Retail Sales Spike In Positive Sign, Gas Throttles Back

The consumer economy is not entirely moribund. Retail sales rose .1% in June. It was not a sharp jump, but a modest sign that the American public has not locked themselves away in their homes worrying about gasoline prices and jobs.

The Commerce Department reported sales in May were revised slightly higher to a 0.1% fall from the initial estimate of a 0.2% drop.

Sales of non-core products, which include cars, gas, and building materials, were up by the same .1% – an indication that no single item has skewed the data.

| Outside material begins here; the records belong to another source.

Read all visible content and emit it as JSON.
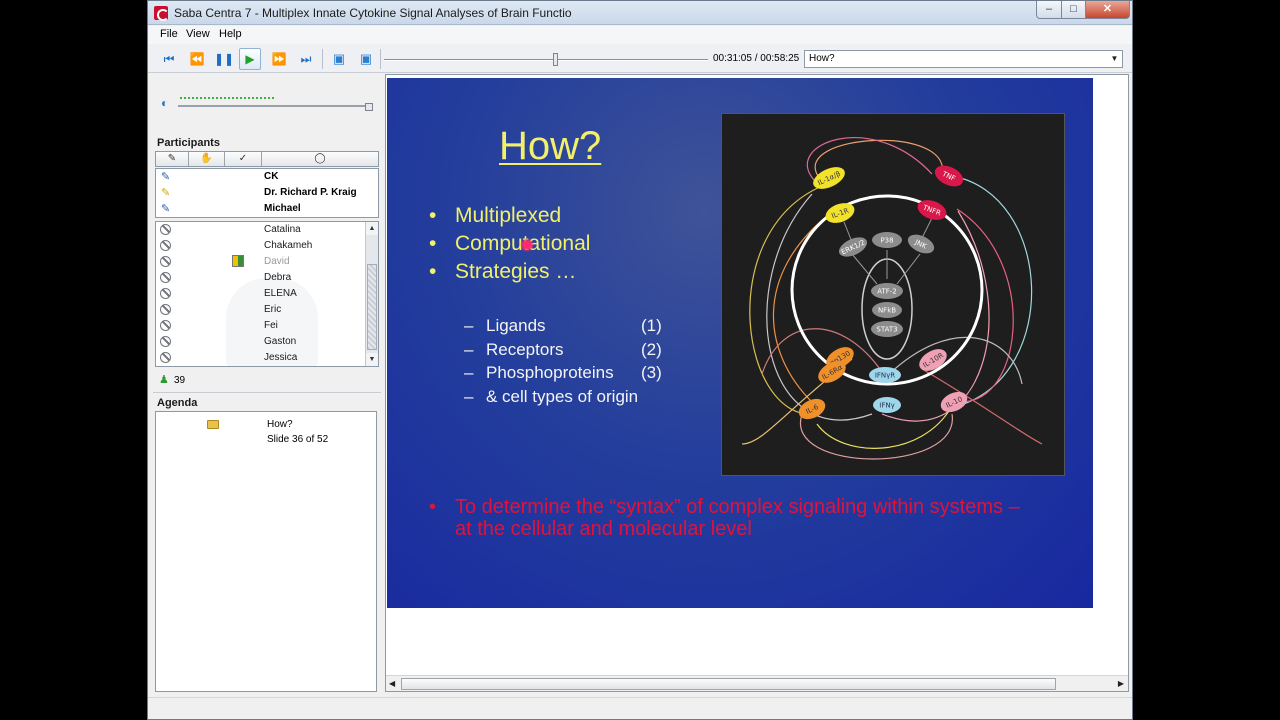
{
  "window": {
    "title": "Saba Centra 7 - Multiplex Innate Cytokine Signal Analyses of Brain Functio"
  },
  "menu": {
    "file": "File",
    "view": "View",
    "help": "Help"
  },
  "toolbar": {
    "time": "00:31:05 / 00:58:25",
    "slide_selector_value": "How?"
  },
  "participants": {
    "label": "Participants",
    "presenters": [
      "CK",
      "Dr. Richard P. Kraig",
      "Michael"
    ],
    "attendees": [
      {
        "name": "Catalina",
        "dimmed": false
      },
      {
        "name": "Chakameh",
        "dimmed": false
      },
      {
        "name": "David",
        "dimmed": true
      },
      {
        "name": "Debra",
        "dimmed": false
      },
      {
        "name": "ELENA",
        "dimmed": false
      },
      {
        "name": "Eric",
        "dimmed": false
      },
      {
        "name": "Fei",
        "dimmed": false
      },
      {
        "name": "Gaston",
        "dimmed": false
      },
      {
        "name": "Jessica",
        "dimmed": false
      }
    ],
    "count": "39"
  },
  "agenda": {
    "label": "Agenda",
    "item_title": "How?",
    "item_sub": "Slide 36 of 52"
  },
  "slide": {
    "title": "How?",
    "bullets": [
      "Multiplexed",
      "Computational",
      "Strategies …"
    ],
    "sub_bullets": [
      {
        "text": "Ligands",
        "num": "(1)"
      },
      {
        "text": "Receptors",
        "num": "(2)"
      },
      {
        "text": "Phosphoproteins",
        "num": "(3)"
      },
      {
        "text": "& cell types of origin",
        "num": ""
      }
    ],
    "goal": "To determine the “syntax” of complex signaling within systems – at the cellular and molecular level"
  },
  "diagram": {
    "nodes": {
      "il1ab": "IL-1α/β",
      "tnf": "TNF",
      "il1r": "IL-1R",
      "tnfr": "TNFR",
      "erk": "ERK1/2",
      "p38": "P38",
      "jnk": "JNK",
      "atf2": "ATF-2",
      "nfkb": "NFkB",
      "stat3": "STAT3",
      "gp130": "gp130",
      "il6ra": "IL-6Rα",
      "ifngr": "IFNγR",
      "il10r": "IL-10R",
      "il6": "IL-6",
      "ifng": "IFNγ",
      "il10": "IL-10"
    }
  },
  "colors": {
    "slide_text": "#f2f06a",
    "goal_text": "#e0133a",
    "accent": "#1d6fc1"
  },
  "icons": {
    "first": "skip-first-icon",
    "rewind": "rewind-icon",
    "pause": "pause-icon",
    "play": "play-icon",
    "forward": "fast-forward-icon",
    "last": "skip-last-icon"
  }
}
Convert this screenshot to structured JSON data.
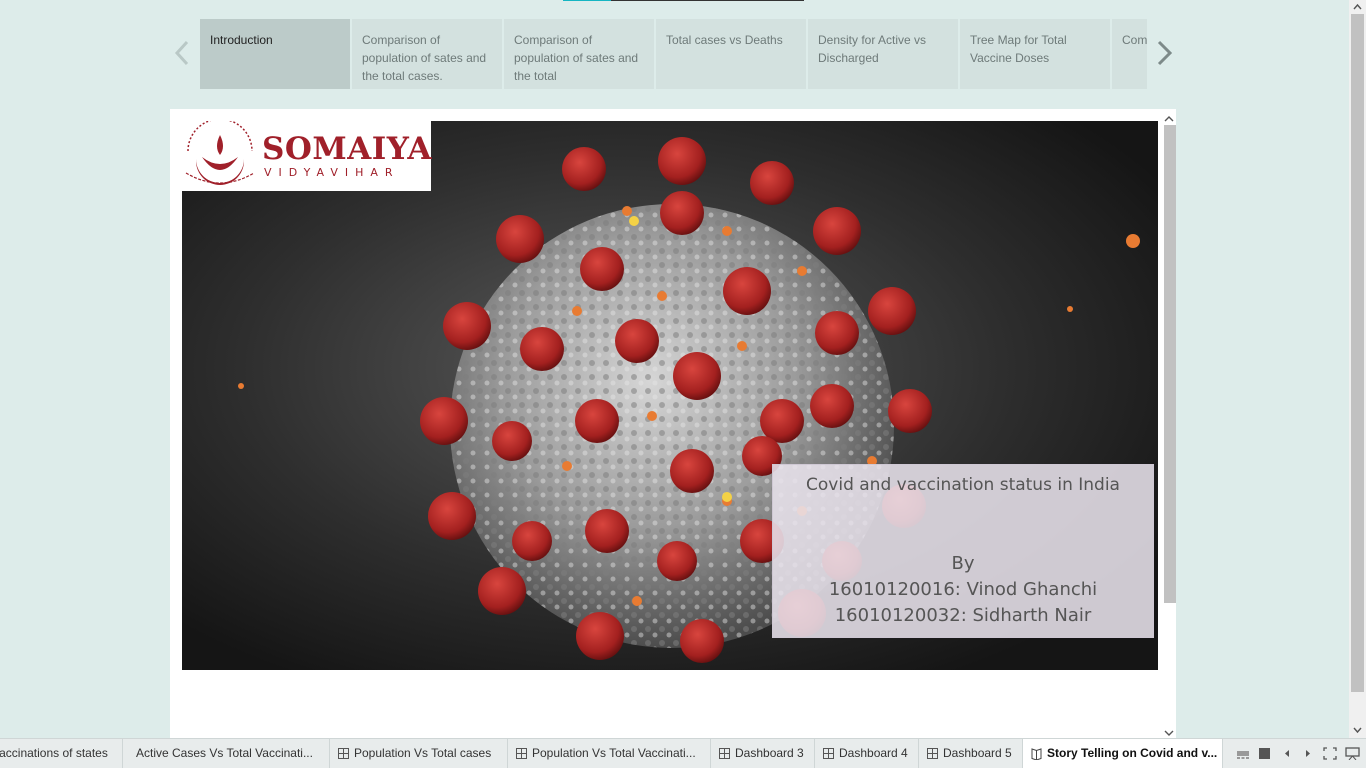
{
  "story_nav": {
    "tabs": [
      {
        "label": "Introduction",
        "active": true
      },
      {
        "label": "Comparison of population of sates and the total cases."
      },
      {
        "label": "Comparison of population of sates and the total"
      },
      {
        "label": "Total cases vs Deaths"
      },
      {
        "label": "Density for Active vs Discharged"
      },
      {
        "label": "Tree Map for Total Vaccine Doses"
      },
      {
        "label": "Com ratio"
      }
    ]
  },
  "dashboard": {
    "logo": {
      "word": "SOMAIYA",
      "sub": "VIDYAVIHAR",
      "seal_text": "Knowledge Alone Liberates · Somaiya Vidyavihar"
    },
    "title_box": {
      "title": "Covid and vaccination status in India",
      "by": "By",
      "author1": "16010120016: Vinod Ghanchi",
      "author2": "16010120032: Sidharth Nair"
    }
  },
  "sheet_tabs": [
    {
      "label": "Vaccinations of states"
    },
    {
      "label": "Active Cases Vs Total Vaccinati..."
    },
    {
      "label": "Population Vs Total cases",
      "icon": "grid-icon"
    },
    {
      "label": "Population Vs Total Vaccinati...",
      "icon": "grid-icon"
    },
    {
      "label": "Dashboard 3",
      "icon": "grid-icon"
    },
    {
      "label": "Dashboard 4",
      "icon": "grid-icon"
    },
    {
      "label": "Dashboard 5",
      "icon": "grid-icon"
    },
    {
      "label": "Story Telling on Covid and v...",
      "icon": "book-icon",
      "active": true
    }
  ],
  "colors": {
    "virus_red": "#a3201f",
    "virus_grey": "#9a9a9a",
    "brand": "#a0202a",
    "accent": "#15b5c2"
  }
}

Most experts anticipated a modest June improvement because of flat car sales which came out earlier this month – in a bad economy, flat is better than down. Retail sales by major chains were also good for the same reason. These numbers do not suggest that there is major shift in consumer behavior either up or down. Experts argued this morning over whether the data was positive or neutral

The other major data released by the government was that wholesale prices fell 0.4% in June.  This follows the cost of energy, oil and natural gas, posting its biggest monthly drop in two years. Energy costs sank 2.8%, mostly because of falling gasoline prices. Food prices rose 0.6%. Given the small move in all other expenses, energy costs could be the pivot on which consumer activity will turn.

The focus will now move to July. Gas prices should influence total retail as much as any other factor. Based on recent AAA data, price per gallon has dropped nearly $.20 in the last six weeks. That will either lower retail spending for July or allow consumers to shift their activity to stores and malls. Those trends will indicate whether people are saving or spending and will point to the prevailing sentiment in the economy for the second half of the year.